Black seaweed - laak'ask - has been a valuable resource for the Native people of Southeast Alaska for thousands of years.
Alaska families have developed their own methods for drying and flavoring the nutritious wild food. Friday afternoon, it will prove to be a particularly valuable resource for three people who provide three judges with the tastiest sample of laak'ask.
Prizes of $500, $250 and $100 will be awarded for the best black seaweed as part of the Celebration 2002 events. From 2 to 4:30 p.m. Friday, judges at Centennial Hall will evaluate the seaweed's taste and texture and the quality of the drying process.
"It grows on the rocks and it's harvested in the spring - there's winter black seaweed and spring," said Don Bremner of the Sealaska Heritage Institute, which sponsors Celebration.
"The trick is getting out there at the right time of year," he said. "There's a certain time to gather it; later it changes. Then you hope there's enough sunshine to dry it. It's best when it's dried in the sun."
Helen Watkins of Juneau remembers asking her mom for snacks of laak'ask when she was a girl. The dried seaweed was pressed into a square wooden box and came out looking like a slab of bacon, she said.
"She would cut a wedge off it with a knife and we'd just chew it, rip it off and eat it all day," she said.
Black seaweed is translucent green when fresh and grows in filmy blades with ruffled borders. It is about 2 inches wide and about 20 inches long and darkens to black as it dries. It is closely related to Japanese nori seaweed, which is a billion-dollar aquaculture industry in that country. It is rich in calcium, iron and iodine and vitamins A and C.
Black seaweed grows throughout Southeast Alaska but is most abundant on the Outer Coast. It ranges from the Aleutians to Northern Washington and west to Kamchatka. Watkins said she harvests and dries red seaweed because the black is not abundant in Juneau-area waters.
The fresh seaweed is gathered at a minus tide and dried in the sun on sheets. Some people dry it right away, others let it soak overnight to soften it. Bits of kelp and other seaweed are cleaned off the blades of seaweed as it dries.

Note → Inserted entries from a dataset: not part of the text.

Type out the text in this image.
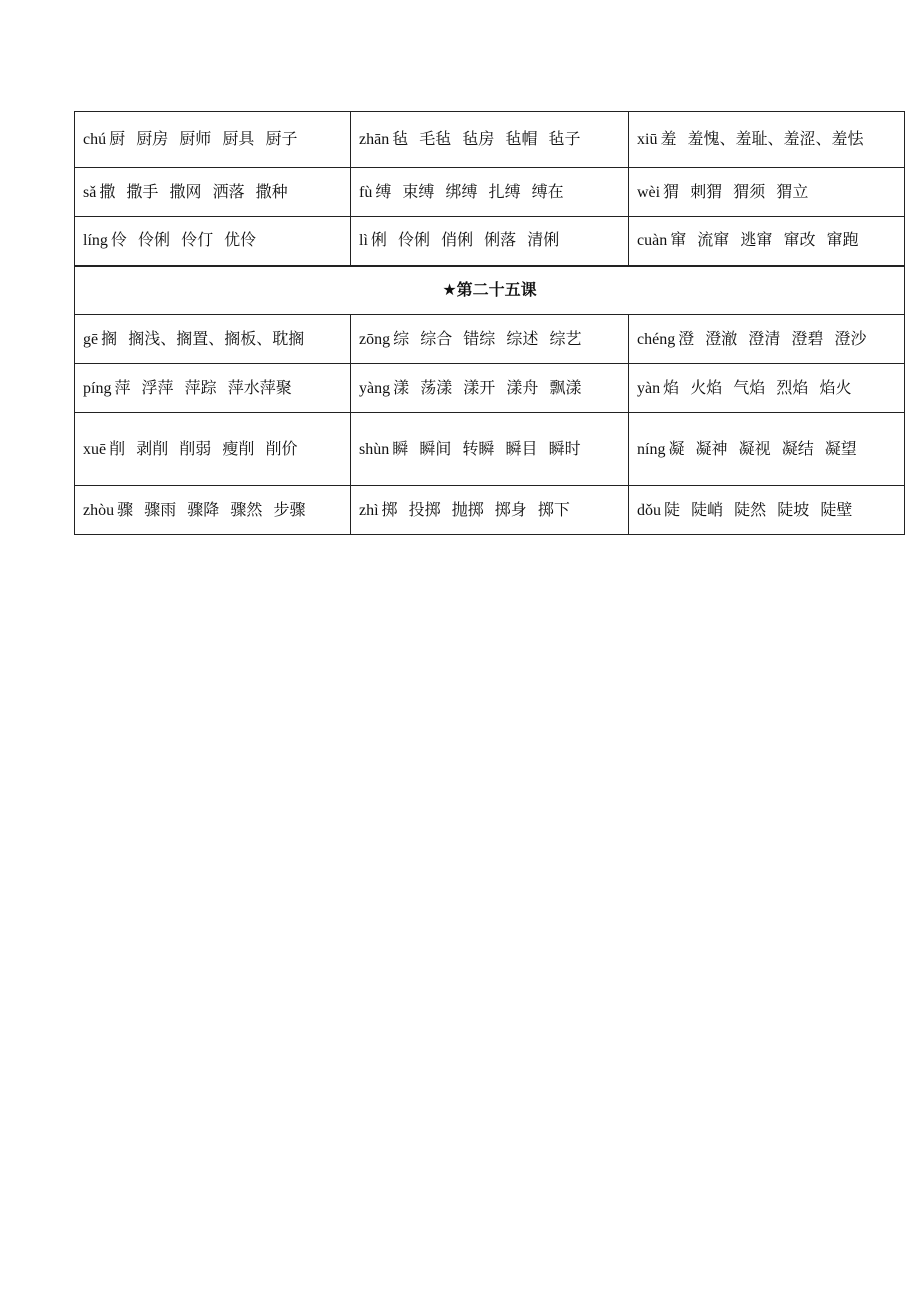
chú 厨 厨房 厨师 厨具 厨子	zhān 毡 毛毡 毡房 毡帽 毡子	xiū 羞 羞愧、羞耻、羞涩、羞怯
sǎ 撒 撒手 撒网 洒落 撒种	fù 缚 束缚 绑缚 扎缚 缚在	wèi 猬 刺猬 猬须 猬立
líng 伶 伶俐 伶仃 优伶	lì 俐 伶俐 俏俐 俐落 清俐	cuàn 窜 流窜 逃窜 窜改 窜跑
★第二十五课		
gē 搁 搁浅、搁置、搁板、耽搁	zōng 综 综合 错综 综述 综艺	chéng 澄 澄澈 澄清 澄碧 澄沙
píng 萍 浮萍 萍踪 萍水萍聚	yàng 漾 荡漾 漾开 漾舟 飘漾	yàn 焰 火焰 气焰 烈焰 焰火
xuē 削 剥削 削弱 瘦削 削价	shùn 瞬 瞬间 转瞬 瞬目 瞬时	níng 凝 凝神 凝视 凝结 凝望
zhòu 骤 骤雨 骤降 骤然 步骤	zhì 掷 投掷 抛掷 掷身 掷下	dǒu 陡 陡峭 陡然 陡坡 陡壁
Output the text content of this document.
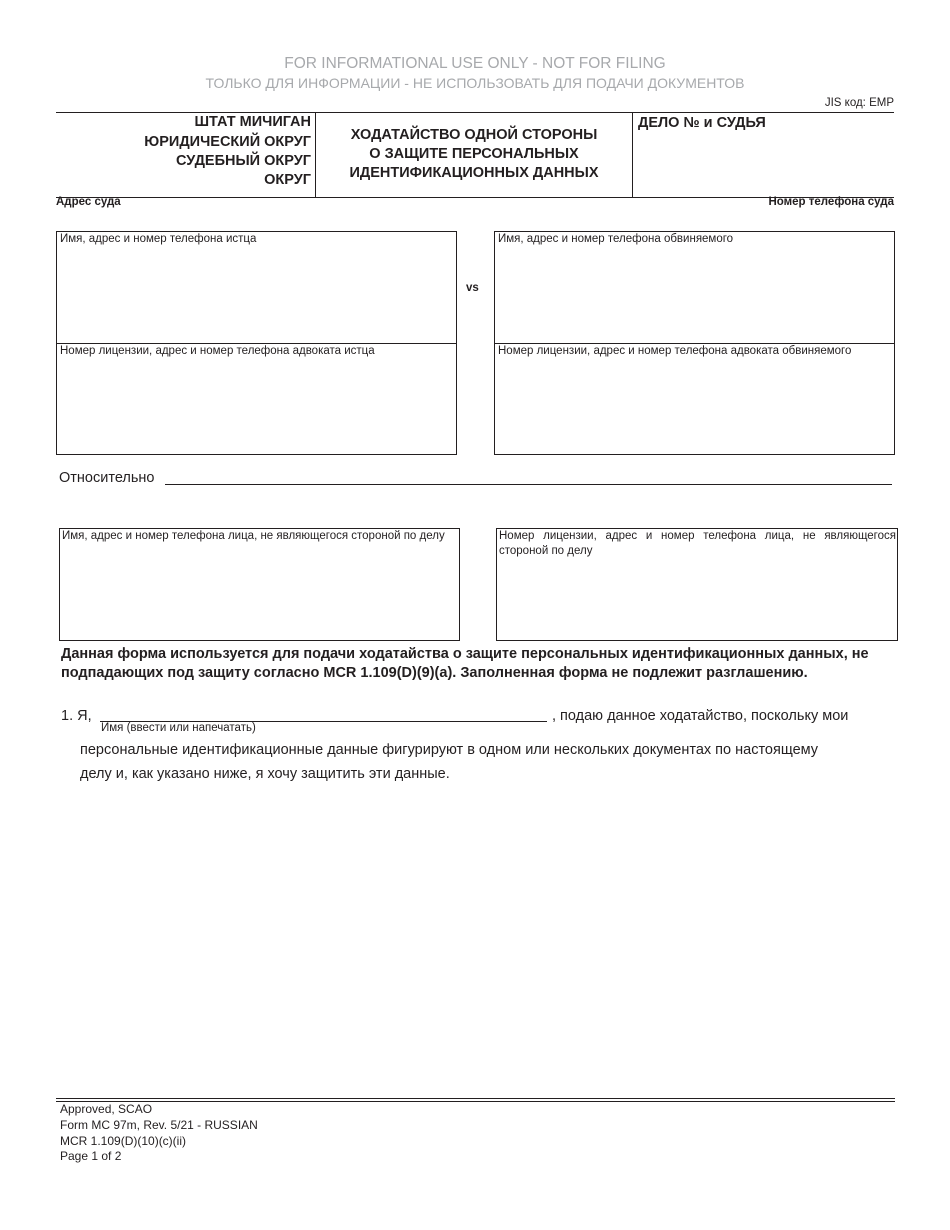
FOR INFORMATIONAL USE ONLY - NOT FOR FILING
ТОЛЬКО ДЛЯ ИНФОРМАЦИИ - НЕ ИСПОЛЬЗОВАТЬ ДЛЯ ПОДАЧИ ДОКУМЕНТОВ
JIS код: EMP
ШТАТ МИЧИГАН
ЮРИДИЧЕСКИЙ ОКРУГ
СУДЕБНЫЙ ОКРУГ
ОКРУГ
ХОДАТАЙСТВО ОДНОЙ СТОРОНЫ
О ЗАЩИТЕ ПЕРСОНАЛЬНЫХ
ИДЕНТИФИКАЦИОННЫХ ДАННЫХ
ДЕЛО № и СУДЬЯ
Адрес суда	Номер телефона суда
Имя, адрес и номер телефона истца
Номер лицензии, адрес и номер телефона адвоката истца
vs
Имя, адрес и номер телефона обвиняемого
Номер лицензии, адрес и номер телефона адвоката обвиняемого
Относительно
Имя, адрес и номер телефона лица, не являющегося стороной по делу	Номер лицензии, адрес и номер телефона лица, не являющегося стороной по делу
Данная форма используется для подачи ходатайства о защите персональных идентификационных данных, не подпадающих под защиту согласно MCR 1.109(D)(9)(a). Заполненная форма не подлежит разглашению.
1. Я,
Имя (ввести или напечатать)
, подаю данное ходатайство, поскольку мои
персональные идентификационные данные фигурируют в одном или нескольких документах по настоящему
делу и, как указано ниже, я хочу защитить эти данные.
Approved, SCAO
Form MC 97m, Rev. 5/21 - RUSSIAN
MCR 1.109(D)(10)(c)(ii)
Page 1 of 2
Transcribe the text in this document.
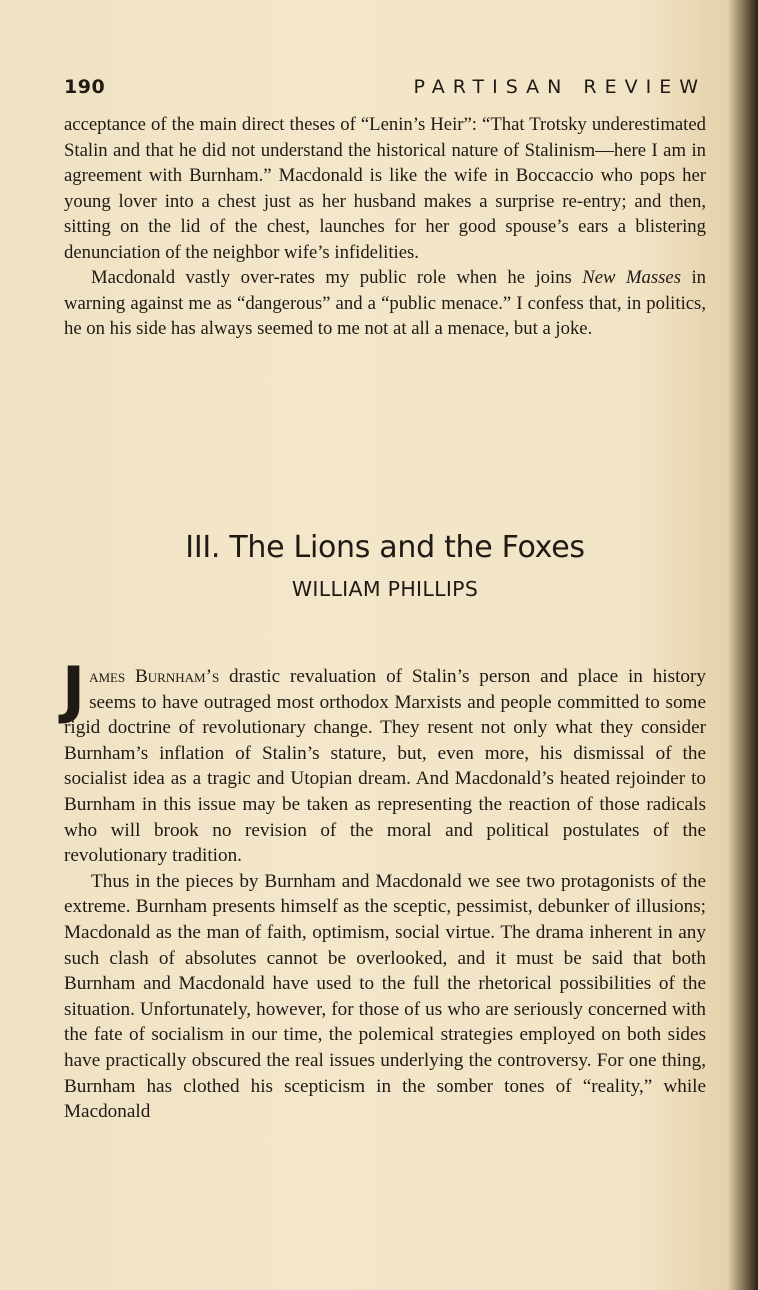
190	PARTISAN REVIEW

acceptance of the main direct theses of “Lenin’s Heir”: “That Trotsky underestimated Stalin and that he did not understand the historical nature of Stalinism—here I am in agreement with Burnham.” Macdonald is like the wife in Boccaccio who pops her young lover into a chest just as her husband makes a surprise re-entry; and then, sitting on the lid of the chest, launches for her good spouse’s ears a blistering denunciation of the neighbor wife’s infidelities.

Macdonald vastly over-rates my public role when he joins New Masses in warning against me as “dangerous” and a “public menace.” I confess that, in politics, he on his side has always seemed to me not at all a menace, but a joke.

III. The Lions and the Foxes
WILLIAM PHILLIPS

James Burnham’s drastic revaluation of Stalin’s person and place in history seems to have outraged most orthodox Marxists and people committed to some rigid doctrine of revolutionary change. They resent not only what they consider Burnham’s inflation of Stalin’s stature, but, even more, his dismissal of the socialist idea as a tragic and Utopian dream. And Macdonald’s heated rejoinder to Burnham in this issue may be taken as representing the reaction of those radicals who will brook no revision of the moral and political postulates of the revolutionary tradition.

Thus in the pieces by Burnham and Macdonald we see two protagonists of the extreme. Burnham presents himself as the sceptic, pessimist, debunker of illusions; Macdonald as the man of faith, optimism, social virtue. The drama inherent in any such clash of absolutes cannot be overlooked, and it must be said that both Burnham and Macdonald have used to the full the rhetorical possibilities of the situation. Unfortunately, however, for those of us who are seriously concerned with the fate of socialism in our time, the polemical strategies employed on both sides have practically obscured the real issues underlying the controversy. For one thing, Burnham has clothed his scepticism in the somber tones of “reality,” while Macdonald
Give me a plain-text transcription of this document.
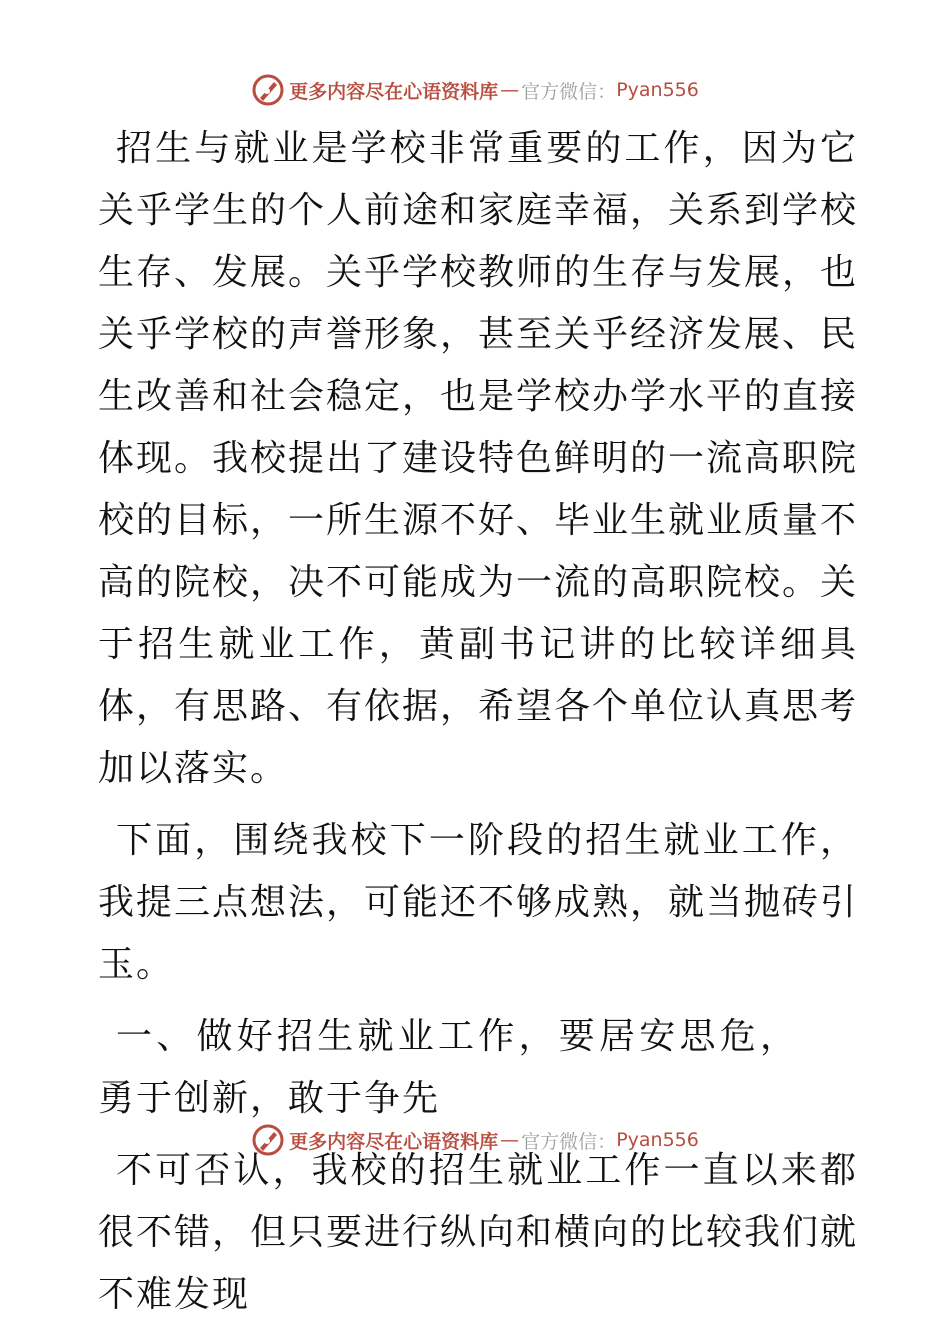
更多内容尽在心语资料库 — 官方微信： Pyan556

招生与就业是学校非常重要的工作，因为它关乎学生的个人前途和家庭幸福，关系到学校生存、发展。关乎学校教师的生存与发展，也关乎学校的声誉形象，甚至关乎经济发展、民生改善和社会稳定，也是学校办学水平的直接体现。我校提出了建设特色鲜明的一流高职院校的目标，一所生源不好、毕业生就业质量不高的院校，决不可能成为一流的高职院校。关于招生就业工作，黄副书记讲的比较详细具体，有思路、有依据，希望各个单位认真思考加以落实。

下面，围绕我校下一阶段的招生就业工作，我提三点想法，可能还不够成熟，就当抛砖引玉。

一、做好招生就业工作，要居安思危，勇于创新，敢于争先

不可否认，我校的招生就业工作一直以来都很不错，但只要进行纵向和横向的比较我们就不难发现

更多内容尽在心语资料库 — 官方微信： Pyan556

After it is dried, pieces are dipped into a solution of water and flavorings, which can include sugar and salt, clam juice and finely minced clams. When it has almost dried again, it is put through a grinder. It is stored in a variety of ways, sometimes with bits of other wild plants layered in. Subtleties in the process affect the chewiness, the texture and tenderness.
"Each community and person has their own methods of drying it," Bremner said. "They have their own flavors. (Seaweed from) Yakutat tastes totally different from Hydaburg."
Bremner said it is used in recipes and served with boiled fish, boiled salmon eggs, in salads and even mixed with modern foods. It can be used like a spice or as a snack or a side dish.
"More is best," he said. "Nobody eats just a little."
Each participant must gather the seaweed, prepare it and submit at least a quart-sized bag, Bremner said. The samples were submitted last week.
"The surplus will be donated to urban elders because they don't have as much access as the villagers," he said.
People take their seaweed recipes seriously, Bremner said.
"They don't take gramma or grampa's recipe lightly," he said. "They always relate to who taught them, that's what it's about. And that's what Celebration is about."